3.6

2.1K 163 76
                                    

düzenlendi.

🍃

Şu an uçuyordum.

Gerçek anlamda değil merak etmeyin. Kafam uçuyordu sadece. Elimdeki dördüncü sojuyu içerken kanıma karışan alkolün beni çok çabuk etkisi altına aldığını rahatlıkla hissedebiliyordum.

Taehyung'la birkaç kez içtiğim zamanlar aklıma geldi. Tabii o zamanlar bir tanesiyle kafa buluyordum ama şu an dört tane art arda içtiğim için dört kat daha sarhoştum.

Seokjin deminden beri beni izliyordu ve yüz ifadesine bakacak olursak, bana içki verdiği için pişman olmuşa benziyordu.

Hangi manyak içtiği şişeyle önce konuşur, sonra onu içmeden önce ondan özür dilerdi ki? Bu ruh hastası bendim.

"Seokjin," dedim ve ona döndüm. "İçkim bitmek üzere. Başka bir tane daha istiyorum."

Seokjin bu anı bekliyormuş gibi "Asla vermem," dedi. "Bu son şişeydi küçük hanım."

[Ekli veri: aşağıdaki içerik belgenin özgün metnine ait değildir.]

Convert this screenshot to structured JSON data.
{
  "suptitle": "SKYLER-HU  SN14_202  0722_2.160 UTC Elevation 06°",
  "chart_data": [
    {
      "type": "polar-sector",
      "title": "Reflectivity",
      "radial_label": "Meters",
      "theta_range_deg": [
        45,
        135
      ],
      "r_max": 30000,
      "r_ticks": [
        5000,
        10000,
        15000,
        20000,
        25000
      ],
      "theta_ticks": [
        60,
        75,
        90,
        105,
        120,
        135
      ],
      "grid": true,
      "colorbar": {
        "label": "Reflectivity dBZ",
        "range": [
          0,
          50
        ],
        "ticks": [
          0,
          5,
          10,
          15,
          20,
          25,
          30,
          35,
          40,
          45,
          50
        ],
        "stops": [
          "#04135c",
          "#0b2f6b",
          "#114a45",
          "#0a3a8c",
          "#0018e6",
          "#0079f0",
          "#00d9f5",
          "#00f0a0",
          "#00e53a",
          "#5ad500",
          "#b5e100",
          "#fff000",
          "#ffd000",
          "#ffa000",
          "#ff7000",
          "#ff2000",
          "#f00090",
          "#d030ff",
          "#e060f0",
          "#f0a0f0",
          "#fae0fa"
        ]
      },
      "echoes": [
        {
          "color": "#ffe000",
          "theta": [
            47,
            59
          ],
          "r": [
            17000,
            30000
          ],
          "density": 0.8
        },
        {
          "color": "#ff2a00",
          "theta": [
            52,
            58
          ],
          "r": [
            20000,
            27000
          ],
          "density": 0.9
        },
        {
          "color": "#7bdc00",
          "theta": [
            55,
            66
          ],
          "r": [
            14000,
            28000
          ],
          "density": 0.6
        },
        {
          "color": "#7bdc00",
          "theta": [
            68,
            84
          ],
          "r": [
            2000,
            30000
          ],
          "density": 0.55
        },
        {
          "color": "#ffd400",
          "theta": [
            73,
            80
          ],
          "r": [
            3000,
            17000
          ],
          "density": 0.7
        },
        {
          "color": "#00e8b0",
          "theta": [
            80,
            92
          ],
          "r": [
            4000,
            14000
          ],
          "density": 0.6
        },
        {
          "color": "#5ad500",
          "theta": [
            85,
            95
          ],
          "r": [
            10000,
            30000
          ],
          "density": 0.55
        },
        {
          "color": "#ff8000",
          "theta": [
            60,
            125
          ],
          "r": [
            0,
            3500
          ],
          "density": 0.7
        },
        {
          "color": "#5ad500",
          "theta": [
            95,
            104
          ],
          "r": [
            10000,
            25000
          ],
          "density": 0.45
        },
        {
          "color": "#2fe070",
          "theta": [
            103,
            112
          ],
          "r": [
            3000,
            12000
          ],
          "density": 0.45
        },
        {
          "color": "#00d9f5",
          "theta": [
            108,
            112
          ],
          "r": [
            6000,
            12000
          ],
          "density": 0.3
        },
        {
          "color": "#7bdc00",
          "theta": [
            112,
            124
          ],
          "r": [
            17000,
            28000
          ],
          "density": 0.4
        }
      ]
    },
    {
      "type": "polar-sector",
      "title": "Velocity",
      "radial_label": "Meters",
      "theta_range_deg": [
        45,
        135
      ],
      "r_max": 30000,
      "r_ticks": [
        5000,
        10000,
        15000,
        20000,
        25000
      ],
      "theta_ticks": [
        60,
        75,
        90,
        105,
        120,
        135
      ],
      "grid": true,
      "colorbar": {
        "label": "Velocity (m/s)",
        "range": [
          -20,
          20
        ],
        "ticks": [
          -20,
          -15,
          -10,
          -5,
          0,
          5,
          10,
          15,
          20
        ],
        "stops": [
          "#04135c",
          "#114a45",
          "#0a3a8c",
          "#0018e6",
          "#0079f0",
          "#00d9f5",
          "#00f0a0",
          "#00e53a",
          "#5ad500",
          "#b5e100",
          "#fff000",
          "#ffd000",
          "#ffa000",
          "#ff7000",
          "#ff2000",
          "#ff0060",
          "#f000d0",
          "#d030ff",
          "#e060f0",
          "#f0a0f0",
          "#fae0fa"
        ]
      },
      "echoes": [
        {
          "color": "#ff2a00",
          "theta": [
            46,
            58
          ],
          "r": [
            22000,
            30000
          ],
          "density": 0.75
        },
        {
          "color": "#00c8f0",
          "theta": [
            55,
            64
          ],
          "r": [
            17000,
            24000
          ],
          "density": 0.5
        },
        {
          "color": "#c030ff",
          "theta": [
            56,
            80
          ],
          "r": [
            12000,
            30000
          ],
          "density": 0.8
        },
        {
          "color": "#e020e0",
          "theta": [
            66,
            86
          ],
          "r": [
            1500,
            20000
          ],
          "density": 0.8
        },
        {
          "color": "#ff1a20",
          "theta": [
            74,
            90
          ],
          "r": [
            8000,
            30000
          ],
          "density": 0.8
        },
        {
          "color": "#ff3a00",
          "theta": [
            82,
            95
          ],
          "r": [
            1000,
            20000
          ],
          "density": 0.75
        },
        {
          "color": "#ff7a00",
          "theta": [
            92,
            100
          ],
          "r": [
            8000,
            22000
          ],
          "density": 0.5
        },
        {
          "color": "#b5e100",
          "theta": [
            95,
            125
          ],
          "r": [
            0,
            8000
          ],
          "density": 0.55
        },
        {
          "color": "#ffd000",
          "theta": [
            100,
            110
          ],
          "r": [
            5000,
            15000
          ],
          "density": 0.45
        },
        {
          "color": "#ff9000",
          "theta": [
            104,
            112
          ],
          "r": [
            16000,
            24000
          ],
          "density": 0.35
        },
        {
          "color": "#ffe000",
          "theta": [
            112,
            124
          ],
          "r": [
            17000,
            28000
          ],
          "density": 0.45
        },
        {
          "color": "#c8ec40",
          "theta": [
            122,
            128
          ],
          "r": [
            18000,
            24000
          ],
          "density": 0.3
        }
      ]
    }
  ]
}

Gözlerim irileşti. Ayağa fırladım ama dengemi kuramayınca yalpalayıp koltuğa geri düştüm. Alnıma dökülen saçlarımı geriye savururken "Bana bak," dedim ve işaret parmağımı ona doğrulttum. "Eğer bir tane daha vermezsen çeker giderim."

"Sunyeon, gözümün önünde girmediğin şekil kalmadı. Biraz daha zorlasan 'ben aslında soju şişesiyim' diyeceksin. Yeter çok sarhoşsun."

Elimdeki şişeye baktım. Sonra onu yüzümün yanında tuttum. "Bence benziyoruz aslında." dedim ve kıkırdadım.

Seokjin inleyerek yüzünü kapattı ve koltukta debelenmeye başladı. O "Kafayı yemek üzereyim!" diye söylenirken sadece güldüm ve yanına gittim.

Şişemden bir yudum almadan önce deminden beri yaptığım şeyi yaptım ve şişeye üzgünce bakıp "Seni içip canına kıydığım için özür dilerim." dedim. Şişeyi bir dikişte bitirip odanın herhangi bir köşesine fırlattım. Kırılan sesi kulağıma dolduğunda kıkırdamıştım.

"Seokjin?"

Elini yüzünden çekip bana baktığında "Seni seviyorum." dedim. Kelimeler ağzımın içinde yuvarlansada ne dediğimi anlamıştı.

"Ne istiyorsun?"

Omuz silktim. "Bir şey istemiyorum. Sadece seni seviyorum."

Kaşları havalandı. "Ne yani içki istemiyor musun?" diye sordu.

Gözlerimi devirdim. "Ya oğlum sen gerizekalı mısın? Seni seviyorum diyorum. Çıkar için mi söylüyorum sanıyorsun?"

Çok doğal bir şey dermiş gibi "Evet!" dedi.

Sırıttım. "Çok doğru sanıyorsun," dedim. "Şimdi kalk ve bana soju getir."

"Nah getiririm. Yürü kalk uyumaya gidiyoruz. Yarın okulun var."

Kalkmadığımı görünce beni kucağına almaya çalıştı ama hemen engel oldum. "Ya tamam otur, bir şey diyip kalkacağım sonra."

"Söz mü?" dediğinde başımla onayladım hızlıca.

Oturdu ve bana döndü. "Söyle bakalım, dinliyorum."

Ayağa kalktığımda sendeledim ama hemen eliyle belimi tutup düşmeme engel oldu. Dengemi kurup yanına gittiğimde kucağına çıkıp oturdum. Bunu beklemiyordu ve şu an gerçek anlamda epey şaşkındı görebiliyordum.

İçki beni arsızlaştırmıştı.

"S-sunyeon..-"

Elimi dudağına bastırdım ve konuşmasına engel oldum. Yüz hatları çok yakınımdaydı ve bir süre sadece güzel yüzünü inceledim. Sonra elimi yüzünde gezdirmeye başladım.